International Contemporary Ensemble (ICE) performing the music of John Luther Adams, Museum of Contemporary Art, Chicago, IL
Saturday, February 26, 2011
In the White Silence (1998)
Steven Schick: conductor
Members of ICE:
David Bowlin: violin
Erik Carlson: violin
Doyle Armbrust: viola
Michael Nicolas: cello
Nathan Davis: percussion
Doug Perkins: percussion
Cory Smythe: celesta
Nuiko Wadden: harp
Musicians from The Henry and Leigh Bienen School of Music at Northwestern University:
Austin Wulliman: violin
Rodolfo Vieira: violin
Peter Povey: violin
Elliot Cless: violin
Alisa Seavey: viola
Catherine Price: viola
Russell Rolen: cello
Mira Luxion: cello
Mark Buchner: bass
Samuel Suggs: bass
The Mathematics of Resonant Bodies (2002)
Steven Schick: percussion
Ryan Ingebritsen: sound engineer
In a pair of sequential concerts the Museum of Contemporary Art in Chicago exhibited the contrasting subversive inclinations of Alaska based and inspired composer John Luther Adams. In the White Silence uses a large ensemble of musicians to produce a mere ripple of delicately tranquil sound. While The Mathematics of Resonant Bodies uses a soloist to produce an enormous din of noise. Each work striving to convey the impossible, natural expansiveness of the remote environment of the Arctic North.

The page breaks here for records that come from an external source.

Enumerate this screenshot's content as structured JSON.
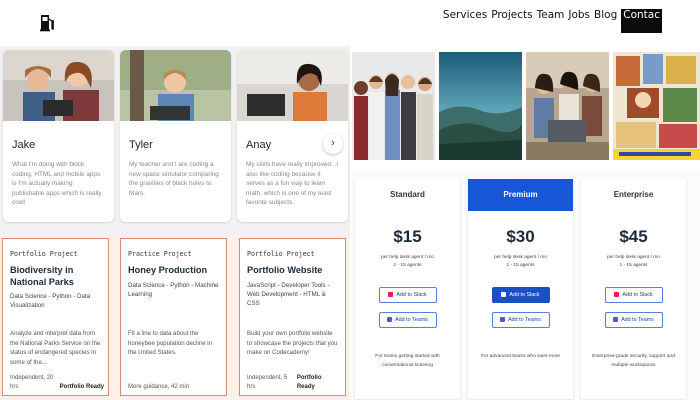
{
  "nav": {
    "items": [
      "Services",
      "Projects",
      "Team",
      "Jobs",
      "Blog",
      "Contact"
    ],
    "active_label": "Contac"
  },
  "testimonials": [
    {
      "name": "Jake",
      "quote": "What I'm doing with block coding, HTML and mobile apps is I'm actually making publishable apps which is really cool!"
    },
    {
      "name": "Tyler",
      "quote": "My teacher and I are coding a new space simulator comparing the gravities of black holes to Mars."
    },
    {
      "name": "Anay",
      "quote": "My skills have really improved...I also like coding because it serves as a fun way to learn math, which is one of my least favorite subjects."
    }
  ],
  "projects": [
    {
      "type": "Portfolio Project",
      "title": "Biodiversity in National Parks",
      "tags": "Data Science - Python - Data Visualization",
      "desc": "Analyze and interpret data from the National Parks Service on the status of endangered species in some of the...",
      "footer": "Independent, 20 hrs",
      "badge": "Portfolio Ready"
    },
    {
      "type": "Practice Project",
      "title": "Honey Production",
      "tags": "Data Science - Python - Machine Learning",
      "desc": "Fit a line to data about the honeybee population decline in the United States.",
      "footer": "More guidance, 42 min",
      "badge": ""
    },
    {
      "type": "Portfolio Project",
      "title": "Portfolio Website",
      "tags": "JavaScript - Developer Tools - Web Development - HTML & CSS",
      "desc": "Build your own portfolio website to showcase the projects that you make on Codecademy!",
      "footer": "Independent, 5 hrs",
      "badge": "Portfolio Ready"
    }
  ],
  "pricing": [
    {
      "name": "Standard",
      "price": "$15",
      "per": "per help desk agent / mo",
      "agents": "1 - 15 agents",
      "slack": "Add to Slack",
      "teams": "Add to Teams",
      "desc": "For teams getting started with conversational ticketing"
    },
    {
      "name": "Premium",
      "price": "$30",
      "per": "per help desk agent / mo",
      "agents": "1 - 15 agents",
      "slack": "Add to Slack",
      "teams": "Add to Teams",
      "desc": "For advanced teams who want more"
    },
    {
      "name": "Enterprise",
      "price": "$45",
      "per": "per help desk agent / mo",
      "agents": "1 - 15 agents",
      "slack": "Add to Slack",
      "teams": "Add to Teams",
      "desc": "Enterprise-grade security, support and multiple workspaces"
    }
  ],
  "colors": {
    "premium": "#1756d6",
    "card_border": "#d48b7a",
    "project_bg": "#fdf0e8"
  }
}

In Winter Music: Composing the North, John Luther Adams includes diary excerpts from the period of time he spent composing In the White Silence. Stating "the longer we stay in one place the more we notice change." The suspended counterpoint of this concert length work reveals the rich detail found within a desolate stasis. Limited to the "white" keys of a C-major diatonic scale this work gently expands time until it takes on the expanse of a horizon. The aesthetic sparsity that Morton Feldman used to make audible the abstract paintings of Mark Rothko or Philip Guston become the raw material of a shimmering landscape. It is a music that reveals a wind swept beauty without dramatic intent.

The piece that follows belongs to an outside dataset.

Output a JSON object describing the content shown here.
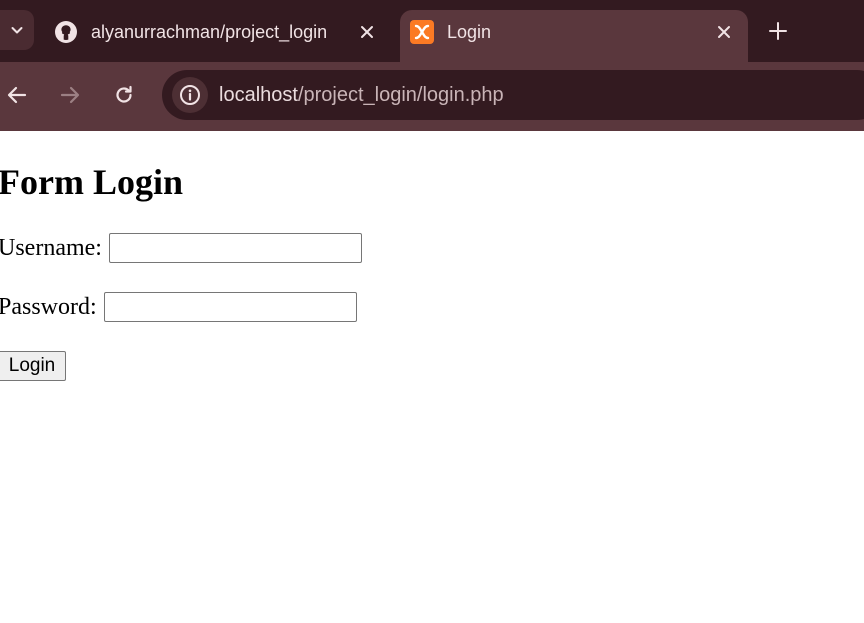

The Mathematics of Resonant Bodies is the spiritual offspring of James Tenney's Having Never Written A Note for Percussion as an expansion of the drawing out of enharmonic counterpoint and timbral study teased out by that work. Each movement focusing upon a singular class of percussion instrument using well engineered amplification to tease out the dancing tones that hover in the air within the mass of percussive tremolo. Again, John Luther Adams makes use of an expansive sense of time to compose a music with the expansive density and grandeur of a slowly melting glacier. Freed from the constraints of human drama, the ears are drawn to an aurora borealis of acoustic dimensions. Steven Schick's performance was perfectly tuned to the meditative discipline demanded from a work composed specifically for him. The use of lights and staging expanded upon an already transparent formal construction as Schick moved between formations of snares, triangles, cymbals, a gong, a bass drum and a crank driven siren.